The Major Benefits of a Preventive Maintenance Program
Preventive Maintenance (PM) is an increasingly popular group of “best practices” that are used to increase a facilities’ overall efficiency. The benefits of applying these preventive maintenance best practices will be discussed in this blog as well as why it is worth your time and effort.
Your facility will be headed to higher efficiency and greater profit with the addition of a PM program.
What Is Preventative Maintenance?
Preventive Maintenance (also called “preventative” maintenance) is a systematic approach to building operations and practices that aim to prevent catastrophic equipment failures before they occur. The goal is to keep an asset in good working condition so that asset can be used to its full productive capacity.
To accomplish this goal, facilities personnel perform routine inspections, maintenance and repairs on assets to ensure they work as the designer intended. Fully functioning equipment allows the facilities maintenance staff to focus less on costly reactive repairs and more on upcoming planned maintenance tasks.

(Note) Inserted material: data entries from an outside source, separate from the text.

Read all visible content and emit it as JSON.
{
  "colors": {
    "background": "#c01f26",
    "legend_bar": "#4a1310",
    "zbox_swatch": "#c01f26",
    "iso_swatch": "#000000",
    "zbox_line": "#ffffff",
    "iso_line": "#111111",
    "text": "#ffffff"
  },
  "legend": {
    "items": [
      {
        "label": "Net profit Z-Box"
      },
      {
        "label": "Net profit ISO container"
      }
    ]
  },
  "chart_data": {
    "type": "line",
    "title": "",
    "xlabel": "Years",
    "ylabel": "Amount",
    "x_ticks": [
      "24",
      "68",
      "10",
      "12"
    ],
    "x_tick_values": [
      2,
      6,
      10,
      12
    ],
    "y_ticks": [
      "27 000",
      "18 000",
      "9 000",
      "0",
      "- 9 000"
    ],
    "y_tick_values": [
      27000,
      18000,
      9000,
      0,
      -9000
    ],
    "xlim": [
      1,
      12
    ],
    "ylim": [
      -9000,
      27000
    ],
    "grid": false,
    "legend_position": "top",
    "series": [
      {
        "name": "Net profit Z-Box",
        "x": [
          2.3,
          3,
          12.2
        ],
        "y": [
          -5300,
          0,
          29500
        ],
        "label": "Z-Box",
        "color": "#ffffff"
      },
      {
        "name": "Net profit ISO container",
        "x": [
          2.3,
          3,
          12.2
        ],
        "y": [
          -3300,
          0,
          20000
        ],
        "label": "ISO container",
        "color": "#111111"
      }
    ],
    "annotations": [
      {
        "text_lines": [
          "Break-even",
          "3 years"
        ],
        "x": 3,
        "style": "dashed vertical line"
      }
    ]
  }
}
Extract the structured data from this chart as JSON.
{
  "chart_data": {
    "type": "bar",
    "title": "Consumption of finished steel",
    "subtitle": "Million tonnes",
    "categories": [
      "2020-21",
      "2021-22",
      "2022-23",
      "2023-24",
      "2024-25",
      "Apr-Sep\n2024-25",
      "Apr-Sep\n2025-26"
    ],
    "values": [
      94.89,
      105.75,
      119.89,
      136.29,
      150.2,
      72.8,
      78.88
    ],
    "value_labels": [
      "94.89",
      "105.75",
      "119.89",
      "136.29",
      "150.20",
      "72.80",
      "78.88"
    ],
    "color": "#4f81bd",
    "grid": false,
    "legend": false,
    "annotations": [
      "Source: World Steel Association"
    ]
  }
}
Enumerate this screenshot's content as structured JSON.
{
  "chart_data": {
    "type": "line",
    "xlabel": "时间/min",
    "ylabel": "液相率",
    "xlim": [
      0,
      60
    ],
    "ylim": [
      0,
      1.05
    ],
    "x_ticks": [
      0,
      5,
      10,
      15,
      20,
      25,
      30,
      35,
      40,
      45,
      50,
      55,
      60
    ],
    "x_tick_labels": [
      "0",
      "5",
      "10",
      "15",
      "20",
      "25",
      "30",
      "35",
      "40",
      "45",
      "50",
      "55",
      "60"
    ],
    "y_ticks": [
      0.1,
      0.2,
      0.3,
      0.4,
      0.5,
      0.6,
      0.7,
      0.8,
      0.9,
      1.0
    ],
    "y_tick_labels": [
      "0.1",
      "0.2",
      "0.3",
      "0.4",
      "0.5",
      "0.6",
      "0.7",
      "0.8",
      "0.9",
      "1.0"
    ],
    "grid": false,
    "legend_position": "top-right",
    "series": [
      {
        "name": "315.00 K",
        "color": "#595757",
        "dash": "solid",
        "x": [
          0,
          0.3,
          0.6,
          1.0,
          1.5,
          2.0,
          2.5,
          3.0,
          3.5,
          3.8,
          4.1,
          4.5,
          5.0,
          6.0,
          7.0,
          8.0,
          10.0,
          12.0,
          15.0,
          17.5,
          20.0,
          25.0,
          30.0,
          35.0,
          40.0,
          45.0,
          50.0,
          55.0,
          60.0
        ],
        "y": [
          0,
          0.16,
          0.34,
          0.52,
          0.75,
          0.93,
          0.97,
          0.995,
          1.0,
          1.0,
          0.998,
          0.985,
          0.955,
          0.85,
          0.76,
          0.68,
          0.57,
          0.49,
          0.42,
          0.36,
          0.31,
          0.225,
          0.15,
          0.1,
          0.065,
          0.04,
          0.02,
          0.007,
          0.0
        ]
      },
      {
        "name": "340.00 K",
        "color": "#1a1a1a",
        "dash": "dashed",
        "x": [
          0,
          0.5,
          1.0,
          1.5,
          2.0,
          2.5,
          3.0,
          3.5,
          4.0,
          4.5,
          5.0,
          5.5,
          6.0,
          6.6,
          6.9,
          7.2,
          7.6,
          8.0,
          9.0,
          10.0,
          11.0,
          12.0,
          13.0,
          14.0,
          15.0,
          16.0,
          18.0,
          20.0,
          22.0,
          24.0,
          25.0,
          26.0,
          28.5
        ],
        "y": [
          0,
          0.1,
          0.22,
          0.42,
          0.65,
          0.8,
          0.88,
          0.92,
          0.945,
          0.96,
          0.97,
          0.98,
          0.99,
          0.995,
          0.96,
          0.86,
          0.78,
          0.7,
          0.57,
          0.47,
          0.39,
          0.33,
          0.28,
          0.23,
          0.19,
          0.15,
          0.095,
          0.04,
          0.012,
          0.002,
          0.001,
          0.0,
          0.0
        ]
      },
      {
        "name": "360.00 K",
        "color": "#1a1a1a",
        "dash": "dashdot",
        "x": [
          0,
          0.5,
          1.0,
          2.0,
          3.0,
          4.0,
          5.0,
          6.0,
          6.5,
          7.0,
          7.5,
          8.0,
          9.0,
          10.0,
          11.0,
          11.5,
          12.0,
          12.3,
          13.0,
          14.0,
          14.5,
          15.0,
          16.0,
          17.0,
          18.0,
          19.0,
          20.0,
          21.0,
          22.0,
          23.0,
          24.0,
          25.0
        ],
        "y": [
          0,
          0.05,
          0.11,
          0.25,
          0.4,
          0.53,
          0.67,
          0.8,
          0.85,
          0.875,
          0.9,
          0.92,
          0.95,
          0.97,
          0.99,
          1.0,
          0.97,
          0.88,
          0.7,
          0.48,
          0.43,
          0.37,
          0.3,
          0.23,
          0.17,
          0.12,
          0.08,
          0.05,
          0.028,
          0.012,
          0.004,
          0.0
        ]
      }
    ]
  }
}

#1: Saving Money and Increase Profit
Corrective maintenance costs are much higher that preventative maintenance costs. In the United States “Corrective” versus “Preventive” costs are 5 time greater. With the use of preventive maintenance planning practices, these costly repairs and equipment replacements are drastically reduced. Maintenance costs are measured as a percentage of the “Replacement Asset Value”. World Class companies maintain this cost as 3% of the replacement cost of an asset.
Energy costs are also reduced because equipment is running at its optimum level. Unmaintained equipment always runs at lesser efficiencies than equipment that is regularly maintained.
A sustained maintenance program increases profit by increasing product output with the same number of assets. Well maintained equipment runs longer and reduces the expense of capital replacement. This in turn reduces the total cost per unit of output. This leads to an increase in competitiveness and an increase in market share. By adhering to best preventive maintenance practices you improve performance, lower cost and increase productivity while maintaining a safe work environment.
#2: Reduce Unexpected Disruptions and Asset Downtime
One very positive benefit of a preventative maintenance program is little or no downtime. Regular equipment checks and service allows you to discover small issues and address them before they cause any recordable downtime. You are always aware of the current state of your equipment and are not caught off guard if equipment breaks.
Your equipment runs longer when the components in the equipment are not run to failure. With proper planning, you will have the spare parts needed and technicians on hand to ensure the equipment reaches its predicted end of useful life.
Your equipment runs longer when the components in the equipment are not run to failure.
World Class organizations measure the number of times a maintenance craft person visits the storeroom to get parts needed versus when parts are supposed to be there but are not available. Only 3% of the time is what great organizations allow.
#3: Planning Ahead and Budgeting for Upcoming Maintenance
A key aspect of preventive maintenance is scheduled maintenance on equipment. This aspect means most repairs are planned in advance and the program is able to stick to an expected budget.
With repairs planned out, all replacement parts and personnel can be included into the budget. In order to make these plans, assets, parts, and personnel must be tracked to plan out your maintenance activities, giving you full control over the program. The benchmark in World Class companies is 85% of all your work activity should be planned and your schedule compliance should be maintained at 90%.
#4: Safer Work Environment
Nearly all facility managers would agree that maintaining safety in their buildings is a top priority. Assets that are kept to the highest maintenance standards are less likely to cause serious harm to the operator. Facilities are made safer by the reduction of catastrophic failures of the equipment when that equipment is maintained at the highest levels. When quality is improved, so is safety.